China avança na corrida global por medicamentos inovadores e ameaça liderança dos EUA na biotecnologia farmacêutica
Com recorde de drogas em desenvolvimento e acordos bilionários com multinacionais, país asiático supera a UE e encurta distância dos EUA
247 - A indústria global de biotecnologia está sendo profundamente transformada pelo avanço das farmacêuticas chinesas, que deixam para trás a fama de meras copiadoras e agora ameaçam o domínio histórico dos Estados Unidos e da Europa na criação de medicamentos inovadores.
De acordo com uma análise da Bloomberg News com base em dados da Norstella, a China ultrapassou a União Europeia no número de drogas inovadoras em desenvolvimento e se aproxima rapidamente da liderança americana.
Em 2024, mais de 1.250 novos medicamentos — incluindo tratamentos contra câncer e obesidade — começaram a ser desenvolvidos na China, frente aos cerca de 1.440 dos Estados Unidos. O número chinês é muito superior ao registrado na União Europeia, o que revela uma mudança de eixo na inovação farmacêutica mundial.
Segundo Helen Chen, sócia-diretora da consultoria LEK em Xangai, “a escala em si é algo que nunca vimos antes. Os produtos estão aqui, são atrativos e avançam rapidamente”.
Crescimento impulsionado por reformas e investimento estratégico
O salto chinês na biotecnologia ganhou tração após uma profunda reforma regulatória em 2015, que agilizou a análise de novos fármacos, estabeleceu padrões de qualidade e aumentou a transparência do processo. Essas mudanças coincidiram com o plano industrial “Made in China 2025”, que prioriza investimentos em dez setores estratégicos — entre eles, a biotecnologia.
Com o retorno ao país de cientistas e empreendedores formados no exterior, houve uma explosão de startups e centros de pesquisa. O número de compostos inovadores chineses subiu de 160 em 2015 para mais de 1.250 em 2024. Esse avanço fez a China empatar com os EUA no volume de novas pesquisas, segundo Daniel Chancellor, vice-presidente da Norstella: “Não seria exagero afirmar que a China poderá ultrapassar os EUA em breve em quantidade de medicamentos em pipeline”.
Qualidade reconhecida por agências reguladoras
Além do volume, a qualidade dos medicamentos desenvolvidos na China também avançou. Reguladores rigorosos como a FDA (Agência de Alimentos e Medicamentos dos EUA) e a EMA (Agência Europeia de Medicamentos) vêm concedendo cada vez mais revisões aceleradas a fármacos chineses. Essas designações — como prioridade de revisão ou terapia inovadora — são destinadas a tratamentos promissores para doenças graves.

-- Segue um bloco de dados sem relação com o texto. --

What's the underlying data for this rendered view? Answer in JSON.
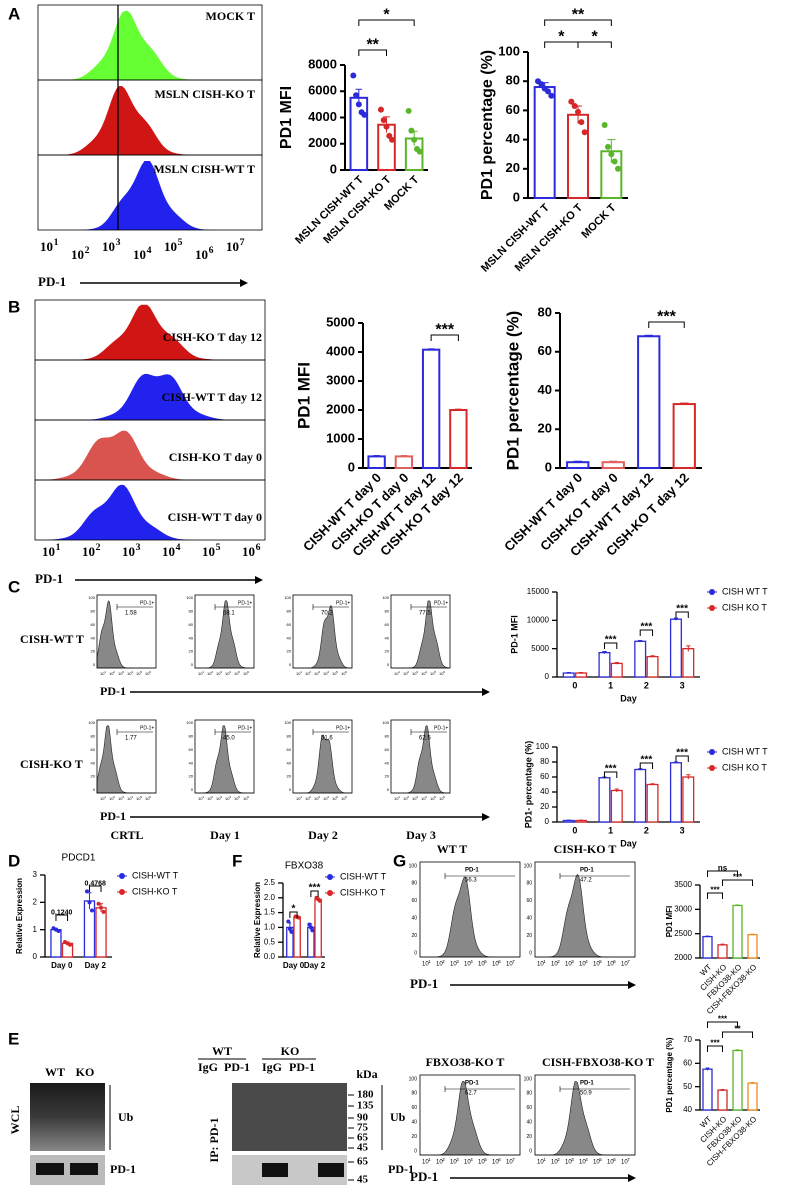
{
  "panel_labels": [
    "A",
    "B",
    "C",
    "D",
    "F",
    "G",
    "E"
  ],
  "flow": {
    "A": {
      "labels": [
        "MOCK T",
        "MSLN CISH-KO T",
        "MSLN CISH-WT T"
      ],
      "axis_label": "PD-1",
      "tick_base": "10",
      "tick_exps": [
        "1",
        "2",
        "3",
        "4",
        "5",
        "6",
        "7"
      ]
    },
    "B": {
      "labels": [
        "CISH-KO T day 12",
        "CISH-WT T day 12",
        "CISH-KO T day 0",
        "CISH-WT T day 0"
      ],
      "axis_label": "PD-1",
      "tick_base": "10",
      "tick_exps": [
        "1",
        "2",
        "3",
        "4",
        "5",
        "6"
      ]
    },
    "C": {
      "rows": [
        "CISH-WT T",
        "CISH-KO T"
      ],
      "columns": [
        "CRTL",
        "Day 1",
        "Day 2",
        "Day 3"
      ],
      "gate_label": "PD-1+",
      "gates": [
        [
          "1.58",
          "58.1",
          "70.2",
          "77.5"
        ],
        [
          "1.77",
          "45.0",
          "51.6",
          "62.5"
        ]
      ],
      "axis_label": "PD-1",
      "y_ticks": [
        "100",
        "80",
        "60",
        "40",
        "20",
        "0"
      ],
      "tick_base": "10",
      "tick_exps": [
        "1",
        "2",
        "3",
        "4",
        "5",
        "6"
      ]
    },
    "G": {
      "panels": [
        "WT T",
        "CISH-KO T",
        "FBXO38-KO T",
        "CISH-FBXO38-KO T"
      ],
      "gate_label": "PD-1",
      "gates": [
        "56.3",
        "47.2",
        "62.7",
        "50.9"
      ],
      "axis_label": "PD-1",
      "y_ticks": [
        "100",
        "80",
        "60",
        "40",
        "20",
        "0"
      ],
      "tick_base": "10",
      "tick_exps": [
        "1",
        "2",
        "3",
        "4",
        "5",
        "6",
        "7"
      ]
    }
  },
  "blot": {
    "left": {
      "lanes": [
        "WT",
        "KO"
      ],
      "side": "WCL",
      "upper": "Ub",
      "lower": "PD-1"
    },
    "right": {
      "groups": [
        "WT",
        "KO"
      ],
      "lanes": [
        "IgG",
        "PD-1",
        "IgG",
        "PD-1"
      ],
      "unit": "kDa",
      "upper_markers": [
        "180",
        "135",
        "90",
        "75",
        "65",
        "45"
      ],
      "lower_markers": [
        "65",
        "45"
      ],
      "side": "IP: PD-1",
      "upper": "Ub",
      "lower": "PD-1"
    }
  },
  "chart_data": [
    {
      "type": "bar",
      "ylabel": "PD1 MFI",
      "categories": [
        "MSLN CISH-WT T",
        "MSLN CISH-KO T",
        "MOCK T"
      ],
      "colors": [
        "#2b2bd9",
        "#d62828",
        "#5ab52a"
      ],
      "values": [
        5500,
        3450,
        2400
      ],
      "errors": [
        650,
        600,
        550
      ],
      "points": [
        [
          7200,
          5700,
          5000,
          4400,
          4200
        ],
        [
          4600,
          3800,
          3300,
          2600,
          2300
        ],
        [
          4500,
          3000,
          2300,
          1600,
          1400
        ]
      ],
      "ylim": [
        0,
        8000
      ],
      "yticks": [
        0,
        2000,
        4000,
        6000,
        8000
      ],
      "annotations": [
        "**",
        "*"
      ]
    },
    {
      "type": "bar",
      "ylabel": "PD1 percentage (%)",
      "categories": [
        "MSLN CISH-WT T",
        "MSLN CISH-KO T",
        "MOCK T"
      ],
      "colors": [
        "#2b2bd9",
        "#d62828",
        "#5ab52a"
      ],
      "values": [
        76,
        57,
        32
      ],
      "errors": [
        3,
        6,
        8
      ],
      "points": [
        [
          80,
          78,
          75,
          73,
          70
        ],
        [
          66,
          63,
          59,
          52,
          45
        ],
        [
          50,
          35,
          30,
          25,
          20
        ]
      ],
      "ylim": [
        0,
        100
      ],
      "yticks": [
        0,
        20,
        40,
        60,
        80,
        100
      ],
      "annotations": [
        "*",
        "*",
        "**"
      ]
    },
    {
      "type": "bar",
      "ylabel": "PD1 MFI",
      "categories": [
        "CISH-WT T day 0",
        "CISH-KO T day 0",
        "CISH-WT T day 12",
        "CISH-KO T day 12"
      ],
      "colors": [
        "#2b2bd9",
        "#e06060",
        "#2b2bd9",
        "#d62828"
      ],
      "values": [
        400,
        400,
        4080,
        2000
      ],
      "errors": [
        30,
        30,
        30,
        30
      ],
      "ylim": [
        0,
        5000
      ],
      "yticks": [
        0,
        1000,
        2000,
        3000,
        4000,
        5000
      ],
      "annotations": [
        "***"
      ]
    },
    {
      "type": "bar",
      "ylabel": "PD1 percentage (%)",
      "categories": [
        "CISH-WT T day 0",
        "CISH-KO T day 0",
        "CISH-WT T day 12",
        "CISH-KO T day 12"
      ],
      "colors": [
        "#2b2bd9",
        "#e06060",
        "#2b2bd9",
        "#d62828"
      ],
      "values": [
        3,
        3,
        68,
        33
      ],
      "errors": [
        0.5,
        0.5,
        0.5,
        0.5
      ],
      "ylim": [
        0,
        80
      ],
      "yticks": [
        0,
        20,
        40,
        60,
        80
      ],
      "annotations": [
        "***"
      ]
    },
    {
      "type": "bar",
      "ylabel": "PD-1 MFI",
      "xlabel": "Day",
      "categories": [
        "0",
        "1",
        "2",
        "3"
      ],
      "series": [
        {
          "name": "CISH WT T",
          "color": "#2b2bd9",
          "values": [
            700,
            4300,
            6300,
            10200
          ],
          "errors": [
            100,
            200,
            150,
            200
          ]
        },
        {
          "name": "CISH KO T",
          "color": "#d62828",
          "values": [
            700,
            2400,
            3600,
            5000
          ],
          "errors": [
            100,
            150,
            150,
            500
          ]
        }
      ],
      "ylim": [
        0,
        15000
      ],
      "yticks": [
        0,
        5000,
        10000,
        15000
      ],
      "annotations": [
        "***",
        "***",
        "***"
      ]
    },
    {
      "type": "bar",
      "ylabel": "PD1- percentage (%)",
      "xlabel": "Day",
      "categories": [
        "0",
        "1",
        "2",
        "3"
      ],
      "series": [
        {
          "name": "CISH WT T",
          "color": "#2b2bd9",
          "values": [
            2,
            59,
            70,
            79
          ],
          "errors": [
            0.5,
            1,
            1,
            1
          ]
        },
        {
          "name": "CISH KO T",
          "color": "#d62828",
          "values": [
            2,
            42,
            50,
            60
          ],
          "errors": [
            0.5,
            2,
            1,
            3
          ]
        }
      ],
      "ylim": [
        0,
        100
      ],
      "yticks": [
        0,
        20,
        40,
        60,
        80,
        100
      ],
      "annotations": [
        "***",
        "***",
        "***"
      ]
    },
    {
      "type": "bar",
      "title": "PDCD1",
      "ylabel": "Relative Expression",
      "categories": [
        "Day 0",
        "Day 2"
      ],
      "series": [
        {
          "name": "CISH-WT T",
          "color": "#2b2bd9",
          "values": [
            1.0,
            2.05
          ],
          "errors": [
            0.05,
            0.3
          ],
          "points": [
            [
              1.05,
              1.0,
              0.95
            ],
            [
              2.4,
              2.0,
              1.7
            ]
          ]
        },
        {
          "name": "CISH-KO T",
          "color": "#d62828",
          "values": [
            0.5,
            1.8
          ],
          "errors": [
            0.05,
            0.15
          ],
          "points": [
            [
              0.55,
              0.5,
              0.45
            ],
            [
              1.95,
              1.8,
              1.65
            ]
          ]
        }
      ],
      "ylim": [
        0,
        3
      ],
      "yticks": [
        0,
        1,
        2,
        3
      ],
      "annotations": [
        "0.1240",
        "0.4768"
      ]
    },
    {
      "type": "bar",
      "title": "FBXO38",
      "ylabel": "Relative Expression",
      "categories": [
        "Day 0",
        "Day 2"
      ],
      "series": [
        {
          "name": "CISH-WT T",
          "color": "#2b2bd9",
          "values": [
            1.0,
            1.0
          ],
          "errors": [
            0.15,
            0.12
          ],
          "points": [
            [
              1.2,
              0.95,
              0.85
            ],
            [
              1.1,
              1.0,
              0.9
            ]
          ]
        },
        {
          "name": "CISH-KO T",
          "color": "#d62828",
          "values": [
            1.35,
            1.95
          ],
          "errors": [
            0.03,
            0.05
          ],
          "points": [
            [
              1.37,
              1.35,
              1.33
            ],
            [
              2.0,
              1.95,
              1.9
            ]
          ]
        }
      ],
      "ylim": [
        0,
        2.5
      ],
      "yticks": [
        {
          "value": 0,
          "label": "0.0"
        },
        0.5,
        {
          "value": 1,
          "label": "1.0"
        },
        1.5,
        {
          "value": 2,
          "label": "2.0"
        },
        2.5
      ],
      "annotations": [
        "*",
        "***"
      ]
    },
    {
      "type": "bar",
      "ylabel": "PD1 MFI",
      "categories": [
        "WT",
        "CISH-KO",
        "FBXO38-KO",
        "CISH-FBXO38-KO"
      ],
      "colors": [
        "#2b2bd9",
        "#d62828",
        "#5ab52a",
        "#f08a24"
      ],
      "values": [
        2440,
        2270,
        3080,
        2480
      ],
      "errors": [
        10,
        15,
        10,
        10
      ],
      "ylim": [
        2000,
        3500
      ],
      "yticks": [
        2000,
        2500,
        3000,
        3500
      ],
      "annotations": [
        "ns",
        "***",
        "***"
      ]
    },
    {
      "type": "bar",
      "ylabel": "PD1 percentage (%)",
      "categories": [
        "WT",
        "CISH-KO",
        "FBXO38-KO",
        "CISH-FBXO38-KO"
      ],
      "colors": [
        "#2b2bd9",
        "#d62828",
        "#5ab52a",
        "#f08a24"
      ],
      "values": [
        57.5,
        48.5,
        65.5,
        51.5
      ],
      "errors": [
        0.5,
        0.3,
        0.3,
        0.3
      ],
      "ylim": [
        40,
        70
      ],
      "yticks": [
        40,
        50,
        60,
        70
      ],
      "annotations": [
        "***",
        "**",
        "***"
      ]
    }
  ]
}
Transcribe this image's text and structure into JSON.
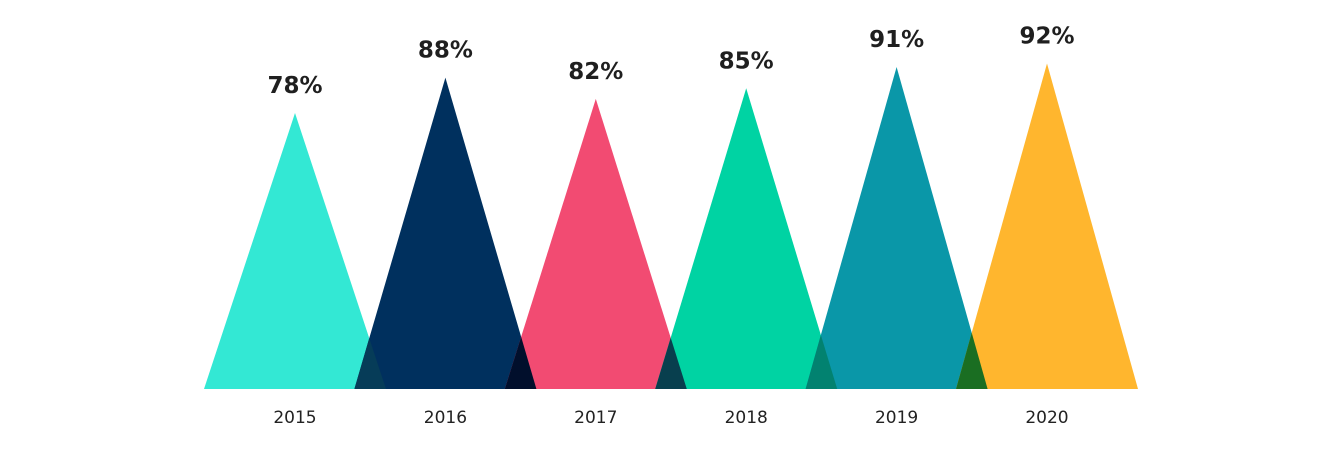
{
  "chart_data": {
    "type": "bar",
    "shape": "triangle",
    "categories": [
      "2015",
      "2016",
      "2017",
      "2018",
      "2019",
      "2020"
    ],
    "values": [
      78,
      88,
      82,
      85,
      91,
      92
    ],
    "value_labels": [
      "78%",
      "88%",
      "82%",
      "85%",
      "91%",
      "92%"
    ],
    "unit": "%",
    "colors": [
      "#33E8D4",
      "#00305E",
      "#F24B72",
      "#00D3A3",
      "#0A97A8",
      "#FFB62E"
    ],
    "overlap_colors": [
      "#063C58",
      "#010F2C",
      "#083F4E",
      "#028270",
      "#1A6E22"
    ],
    "title": "",
    "xlabel": "",
    "ylabel": "",
    "ylim": [
      0,
      100
    ],
    "grid": false,
    "legend": "none"
  }
}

Em 2024, a China superou pela primeira vez a União Europeia no número de drogas com revisão acelerada. Um exemplo notável foi a terapia celular desenvolvida pela chinesa Legend Biotech, voltada a um tipo agressivo de câncer no sangue. Comercializado atualmente pela Johnson & Johnson, o medicamento é considerado superior a alternativas norte-americanas.
Barreira à frente: validação internacional
Apesar dos avanços, ainda há obstáculos. Os Estados Unidos exigem que dados clínicos obtidos na China sejam validados em pacientes estrangeiros antes de conceder aprovação para uso local. Isso significa que, mesmo com resultados promissores, os medicamentos precisam passar por estudos globais mais complexos e demorados.
Ainda assim, empresas chinesas estão ganhando espaço em negociações internacionais. A farmacêutica Akeso, por exemplo, desenvolveu um medicamento oncológico mais eficaz do que o Keytruda, da Merck, em estudos locais. A promessa da nova droga fez a norte-americana Summit Therapeutics pagar US$ 500 milhões para garantir os direitos de comercialização fora da China.
Segundo a base DealForma, os acordos entre farmacêuticas ocidentais e empresas chinesas vêm aumentando em frequência e valor. Em maio, a Pfizer anunciou um acordo de US$ 1,2 bilhão com a 3SBio, outro sinal da confiança global na biotecnologia chinesa.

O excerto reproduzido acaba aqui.